Ils sont nombreux et ils ont tous leur mot à dire. Sur la scène du théâtre de la Colline à Paris, Les personnages de la pensée prennent corps et vie usant et abusant avec délices des subtilités du langage.
Elles s’appellent Bouche et Oreille. Leur dialogue a la saveur de ces chroniques anciennes prisées par Charles-Albert Cingria. Il y est question d’un peintre, un certain Troppmann, surnommé « l’assassin aux pinceaux ». Un jour voulant approcher au plus près la vérité des souffrances du Christ sur la croix, Troppmann plonge un poignard dans le sein de son modèle « et, tout palpitant d’enthousiasme, de terreur, achève rapidement le tableau de l’agonie de sa victime ». Ceci n’est que le début d’un dialogue intervenant vers le deuxième tiers du formidable Les personnages de la pensée, spectacle où la langue en émulsion de Valère Novarina est servie à la perfection par des comédiens équilibristes rompus aux prouesses verbales et autres exercices de haute voltige de ce théâtre acrobatique. Les mots, dirait-on, ne tiennent pas en place dans cette suite apparemment inépuisable d’effusions où le langage donne l’impression de s’être libéré de toute contrainte, comme s’il avait pris son indépendance.
En réalité tout cela est au contraire très organisé, géré au millimètre par un auteur et metteur en scène qui est aussi un dompteur. Ainsi pour revenir à l’échange entre Bouche et Oreille, les deux comédiennes qui racontent la chronique sont régulièrement coupées par les interventions d’autres personnages. Ce qui se passe alors rappelle l’univers du conte car à chaque interruption, debout sur un piédestal, silencieuses, le corps figé, elles deviennent comme des statues ou des mannequins, à la fois là et absentes. Si ces ruptures intempestives retardent le récit créant ainsi une attente, leur effet, souvent comique, est aussi de basculer dans un autre niveau de discours ; à la fois contrepoint et commentaire, parfois sans rapport direct avec le récit initial. On pense alors à des enfants qui s’interrompraient les uns les autres tout à trac sans souci de ce dont il est question, simplement parce qu’ils ont envie de prendre la parole. On pense aussi à un entrecroisement de routes, carrefours labyrinthiques par lesquels on ne cesserait de passer et repasser. Mais pour aller où ? « Nous voudrions savoir qu’est-ce que la langue et où elle va ? », interroge un personnage. Et de jouer derechef sur le double sens du mot « langue », à la fois celle qu’on parle et cet appendice physique au milieu de la bouche qui justement sert à parler. L’étonnement qui est aussi un émerveillement devant les capacités infinies du langage est au cœur de ce spectacle construit sur le modèle d’une revue de music-hall où les numéros parfois chantés accompagnés à l’accordéon se télescopent allègrement.

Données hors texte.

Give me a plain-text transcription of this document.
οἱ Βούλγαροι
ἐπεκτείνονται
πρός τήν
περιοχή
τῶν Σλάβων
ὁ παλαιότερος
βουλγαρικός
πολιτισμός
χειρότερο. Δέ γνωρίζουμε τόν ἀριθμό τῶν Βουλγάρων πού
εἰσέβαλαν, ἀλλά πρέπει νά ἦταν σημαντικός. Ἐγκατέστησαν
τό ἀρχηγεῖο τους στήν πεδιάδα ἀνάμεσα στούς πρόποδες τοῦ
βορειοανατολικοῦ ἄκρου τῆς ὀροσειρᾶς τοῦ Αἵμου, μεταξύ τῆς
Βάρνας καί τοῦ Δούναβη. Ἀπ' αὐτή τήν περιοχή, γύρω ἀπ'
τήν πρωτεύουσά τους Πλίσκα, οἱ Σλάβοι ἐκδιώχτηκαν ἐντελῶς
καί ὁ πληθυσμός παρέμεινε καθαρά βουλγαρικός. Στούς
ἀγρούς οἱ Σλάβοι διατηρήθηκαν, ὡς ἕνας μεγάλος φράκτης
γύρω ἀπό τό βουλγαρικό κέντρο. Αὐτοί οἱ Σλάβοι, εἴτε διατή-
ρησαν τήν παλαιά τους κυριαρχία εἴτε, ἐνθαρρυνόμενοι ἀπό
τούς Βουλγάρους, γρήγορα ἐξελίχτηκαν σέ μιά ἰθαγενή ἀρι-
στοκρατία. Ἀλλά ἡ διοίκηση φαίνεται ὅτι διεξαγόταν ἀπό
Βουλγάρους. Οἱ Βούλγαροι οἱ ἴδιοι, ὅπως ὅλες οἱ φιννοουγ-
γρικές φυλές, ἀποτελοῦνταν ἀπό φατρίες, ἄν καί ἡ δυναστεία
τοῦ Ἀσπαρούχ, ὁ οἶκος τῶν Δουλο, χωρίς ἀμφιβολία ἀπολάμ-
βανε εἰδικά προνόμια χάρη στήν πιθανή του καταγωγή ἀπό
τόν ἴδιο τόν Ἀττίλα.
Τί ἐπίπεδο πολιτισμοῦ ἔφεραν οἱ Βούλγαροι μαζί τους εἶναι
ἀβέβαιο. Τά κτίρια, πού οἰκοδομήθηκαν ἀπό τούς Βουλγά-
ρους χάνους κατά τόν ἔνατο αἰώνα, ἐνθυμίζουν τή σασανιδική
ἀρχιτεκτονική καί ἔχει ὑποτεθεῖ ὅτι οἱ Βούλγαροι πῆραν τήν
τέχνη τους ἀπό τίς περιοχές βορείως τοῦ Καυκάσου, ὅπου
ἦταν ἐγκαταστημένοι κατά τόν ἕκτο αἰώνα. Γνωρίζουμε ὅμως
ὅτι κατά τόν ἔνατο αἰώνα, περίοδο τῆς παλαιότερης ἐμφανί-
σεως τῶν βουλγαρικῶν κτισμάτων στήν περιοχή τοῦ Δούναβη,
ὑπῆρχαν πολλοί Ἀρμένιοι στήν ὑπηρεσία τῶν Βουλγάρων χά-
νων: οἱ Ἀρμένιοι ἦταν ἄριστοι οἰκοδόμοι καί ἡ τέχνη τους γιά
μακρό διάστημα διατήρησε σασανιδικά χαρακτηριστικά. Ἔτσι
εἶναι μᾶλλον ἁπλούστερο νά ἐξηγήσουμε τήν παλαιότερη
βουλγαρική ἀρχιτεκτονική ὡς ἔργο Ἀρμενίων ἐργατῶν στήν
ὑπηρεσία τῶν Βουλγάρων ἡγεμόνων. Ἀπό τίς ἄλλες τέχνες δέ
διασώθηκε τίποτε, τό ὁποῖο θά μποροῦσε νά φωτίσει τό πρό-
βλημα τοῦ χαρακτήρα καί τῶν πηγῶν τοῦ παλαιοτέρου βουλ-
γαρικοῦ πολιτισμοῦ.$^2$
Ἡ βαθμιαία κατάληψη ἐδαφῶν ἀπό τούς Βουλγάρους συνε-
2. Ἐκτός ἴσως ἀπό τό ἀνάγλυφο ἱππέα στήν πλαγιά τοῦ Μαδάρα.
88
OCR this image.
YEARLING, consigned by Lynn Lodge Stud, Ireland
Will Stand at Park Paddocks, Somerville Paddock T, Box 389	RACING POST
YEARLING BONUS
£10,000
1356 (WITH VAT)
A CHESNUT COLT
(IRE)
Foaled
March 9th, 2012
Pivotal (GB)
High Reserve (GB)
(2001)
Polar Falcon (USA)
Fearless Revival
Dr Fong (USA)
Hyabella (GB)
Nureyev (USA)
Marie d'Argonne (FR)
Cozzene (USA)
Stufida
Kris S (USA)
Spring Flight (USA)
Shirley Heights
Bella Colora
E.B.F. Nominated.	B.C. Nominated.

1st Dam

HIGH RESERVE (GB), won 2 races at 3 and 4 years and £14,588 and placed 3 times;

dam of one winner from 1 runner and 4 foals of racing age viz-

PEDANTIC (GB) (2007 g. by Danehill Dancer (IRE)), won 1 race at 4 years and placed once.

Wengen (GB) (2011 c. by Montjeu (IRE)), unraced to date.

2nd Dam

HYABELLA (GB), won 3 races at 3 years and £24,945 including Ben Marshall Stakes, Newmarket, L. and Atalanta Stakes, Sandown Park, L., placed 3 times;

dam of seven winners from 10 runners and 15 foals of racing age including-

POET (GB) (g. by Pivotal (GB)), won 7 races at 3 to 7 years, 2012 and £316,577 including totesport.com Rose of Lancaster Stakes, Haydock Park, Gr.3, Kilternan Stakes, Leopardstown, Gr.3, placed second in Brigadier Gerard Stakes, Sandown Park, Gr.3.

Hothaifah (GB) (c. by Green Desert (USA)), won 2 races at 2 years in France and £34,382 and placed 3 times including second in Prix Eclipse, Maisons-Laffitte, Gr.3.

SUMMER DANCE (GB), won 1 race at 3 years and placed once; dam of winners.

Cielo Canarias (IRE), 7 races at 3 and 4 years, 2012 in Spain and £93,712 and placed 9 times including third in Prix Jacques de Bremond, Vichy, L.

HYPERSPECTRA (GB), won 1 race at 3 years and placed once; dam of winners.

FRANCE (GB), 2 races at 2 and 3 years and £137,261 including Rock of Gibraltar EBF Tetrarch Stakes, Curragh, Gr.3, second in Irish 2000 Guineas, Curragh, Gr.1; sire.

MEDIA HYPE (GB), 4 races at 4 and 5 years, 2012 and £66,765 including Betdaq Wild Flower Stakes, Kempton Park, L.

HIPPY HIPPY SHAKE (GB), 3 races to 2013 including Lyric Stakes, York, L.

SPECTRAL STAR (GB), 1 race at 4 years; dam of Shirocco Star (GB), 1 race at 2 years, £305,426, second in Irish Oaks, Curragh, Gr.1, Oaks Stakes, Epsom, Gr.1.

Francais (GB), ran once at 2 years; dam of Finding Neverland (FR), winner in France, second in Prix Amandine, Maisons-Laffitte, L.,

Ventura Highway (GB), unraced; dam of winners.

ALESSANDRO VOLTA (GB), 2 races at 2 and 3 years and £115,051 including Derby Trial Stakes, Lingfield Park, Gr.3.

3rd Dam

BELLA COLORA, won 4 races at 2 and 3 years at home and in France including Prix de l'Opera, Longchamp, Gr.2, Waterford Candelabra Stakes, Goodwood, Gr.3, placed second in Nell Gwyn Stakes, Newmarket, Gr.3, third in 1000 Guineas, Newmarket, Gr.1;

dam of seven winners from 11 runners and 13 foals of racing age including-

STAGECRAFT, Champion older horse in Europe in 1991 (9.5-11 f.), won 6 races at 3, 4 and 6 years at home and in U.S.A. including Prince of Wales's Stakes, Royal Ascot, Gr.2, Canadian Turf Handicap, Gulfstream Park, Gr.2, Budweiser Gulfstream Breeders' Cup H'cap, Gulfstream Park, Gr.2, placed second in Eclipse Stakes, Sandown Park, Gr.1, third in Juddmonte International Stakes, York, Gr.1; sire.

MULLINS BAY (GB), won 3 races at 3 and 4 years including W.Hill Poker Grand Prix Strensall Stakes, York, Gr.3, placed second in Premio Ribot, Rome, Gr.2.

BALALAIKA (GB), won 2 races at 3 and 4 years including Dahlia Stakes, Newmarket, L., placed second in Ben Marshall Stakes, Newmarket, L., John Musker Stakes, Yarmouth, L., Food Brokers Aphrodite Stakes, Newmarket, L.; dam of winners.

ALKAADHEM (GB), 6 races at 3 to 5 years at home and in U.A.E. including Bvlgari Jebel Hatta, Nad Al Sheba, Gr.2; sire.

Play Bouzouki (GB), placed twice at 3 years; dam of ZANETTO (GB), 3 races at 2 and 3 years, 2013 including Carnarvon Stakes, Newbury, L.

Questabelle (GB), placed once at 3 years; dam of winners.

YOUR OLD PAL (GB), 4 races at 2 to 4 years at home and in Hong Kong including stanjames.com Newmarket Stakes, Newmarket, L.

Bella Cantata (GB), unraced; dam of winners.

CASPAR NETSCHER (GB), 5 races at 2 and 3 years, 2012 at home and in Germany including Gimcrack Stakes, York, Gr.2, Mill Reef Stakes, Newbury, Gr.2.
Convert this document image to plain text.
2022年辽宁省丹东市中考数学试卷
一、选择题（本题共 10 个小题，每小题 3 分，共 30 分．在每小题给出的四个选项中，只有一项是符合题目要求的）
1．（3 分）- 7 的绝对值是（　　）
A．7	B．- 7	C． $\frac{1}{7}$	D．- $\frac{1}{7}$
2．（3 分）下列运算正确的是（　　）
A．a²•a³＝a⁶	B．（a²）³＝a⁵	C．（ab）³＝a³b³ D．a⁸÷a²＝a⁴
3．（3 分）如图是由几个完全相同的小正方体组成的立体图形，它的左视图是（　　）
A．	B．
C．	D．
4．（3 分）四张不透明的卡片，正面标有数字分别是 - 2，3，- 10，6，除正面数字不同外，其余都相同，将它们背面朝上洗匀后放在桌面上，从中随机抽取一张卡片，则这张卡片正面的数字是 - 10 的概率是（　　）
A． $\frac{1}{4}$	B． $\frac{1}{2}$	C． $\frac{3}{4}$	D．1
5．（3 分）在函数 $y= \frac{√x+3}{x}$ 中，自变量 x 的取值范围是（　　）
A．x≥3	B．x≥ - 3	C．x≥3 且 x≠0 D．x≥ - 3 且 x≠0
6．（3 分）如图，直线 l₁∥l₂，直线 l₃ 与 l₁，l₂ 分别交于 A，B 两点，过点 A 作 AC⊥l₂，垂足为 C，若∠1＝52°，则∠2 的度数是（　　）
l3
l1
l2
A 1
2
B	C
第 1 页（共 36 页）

Il suffit, dirait-on, de tirer la langue pour qu’elle s’allonge indéfiniment, se déroulant et s’enroulant autour d’elle-même avec pour vecteur ces figures aussi tangibles qu’irréelles – « personnages de la pensée » – campées par les acteurs. Ce cabaret du verbe, en vérité très physique, relève aussi du pot-pourri où l’auteur redonne vie à quelques moments emblématiques de son œuvre, parmi lesquels des séquences tirées, entre autres, de L’Atelier volant, du Discours aux animaux ou de L’Opérette imaginaire – avec en particulier ce tour de force désopilant, l’énonciation d’un roman entier concentré en une suite ahurissante de verbes d’opinion. Intense, drôle et profond, un spectacle admirablement construit et joué. Le théâtre de Novarina à son meilleur.
Les personnages de la pensée, de et par Valère Novarina, jusqu’au 26 novembre au théâtre de la Colline, Paris (75020). Puis du 23 au 27 janvier 2024 au TNP, Villeurbanne ; le 30 janvier à la Maison des Arts du Léman, Thonon-Evian-Publier.